Saat dihubungi, Kamis, petugas Humas PN Jaksel, Haruno, mengatakan, video yang viral tersebut terjadi untuk perkara yang sudah diputus sekitar dua bulan lalu. Menurut majelis hakim yang menangani perkara, tidak ada barang bukti dokumen seperti yang dimaksud Finny. Justru, Finny dianggap mengganggu jalannya persidangan karena berteriak-teriak. Oleh karena itu, agar tidak mengganggu persidangan, dia dilerai dan digiring keluar oleh petugas keamanan.
”Tidak benar kalau petugas sekuriti kami melerai dengan cara kasar. Waktu itu, yang bersangkutan jatuh karena lantai tidak rata. Dia tergelincir dan akhirnya jatuh, saat akan bangun kembali terjatuh,” kata Haruno.
Haruno juga menampik tudingan bahwa majelis hakim telah menghilangkan barang bukti selama persidangan. Jika persidangan dianggap tidak adil, dia mempersilakan kepada pihak bersangkutan untuk menempuh upaya hukum banding. Pihak PN Jaksel juga terbuka apabila memang benar Finny akan melaporkan kejadian itu ke beberapa institusi, seperti Badan Pengawas Mahkamah Agung, Komisi Yudisial, dan Komisi Kejaksaan.

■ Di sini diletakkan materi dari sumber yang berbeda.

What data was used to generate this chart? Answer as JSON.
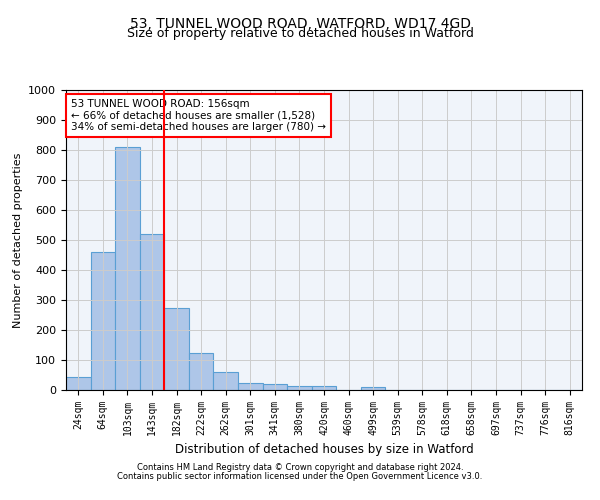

”Silakan saja dilaporkan karena itu kan hak. Kalau kami merasa ada pernyataan yang tidak sesuai ya kami akan melakukan hak jawab atau klarifikasi,” kata Haruno.
Hibnu berpandangan, di era keterbukaan informasi seperti ini, persidangan harus benar-benar obyektif. Apalagi, sifat persidangan memang terbuka untuk umum. Jangan sampai ada pihak-pihak yang merasa kalau ada bukti yang dihilangkan. Jika memang benar, bukti yang dihilangkan atau diabaikan tentu akan kelihatan karena sifat persidangan yang terbuka untuk umum.
”Kalau memang ada anggapan bahwa majelis hakim tidak profesional dan sidang tidak adil. Silakan dilaporkan ke KY, Bawas, atau yang lain secara nonformal. Secara formalnya bisa melakukan upaya hukum banding,” terang Hibnu.
Pengajar Hukum Pidana Universitas Trisakti, Abdul Fickar Hadjar, menambahkan, barang bukti sangat penting dalam proses pembuktian di persidangan karena hal itu akan mengonfirmasi alat bukti yang berupa keterangan saksi-saksi. Alat bukti akan menjadi lebih kuat jika dibuktikan oleh barang bukti.
Karena itu, menurut Fickar, wajar saja jika Finny bisa marah karena dugaan hilangnya barang bukti berupa dokumen bisa memberatkan suaminya. Ketiadaan alat bukti itu bisa membuat dakwaan suaminya terbukti sehingga bisa mendapatkan vonis yang berat.
”Padahal, jika barang bukti yang dimaksud itu ada, kan bisa membuktikan bahwa suaminya itu mungkin tidak bersalah,” kata Fickar.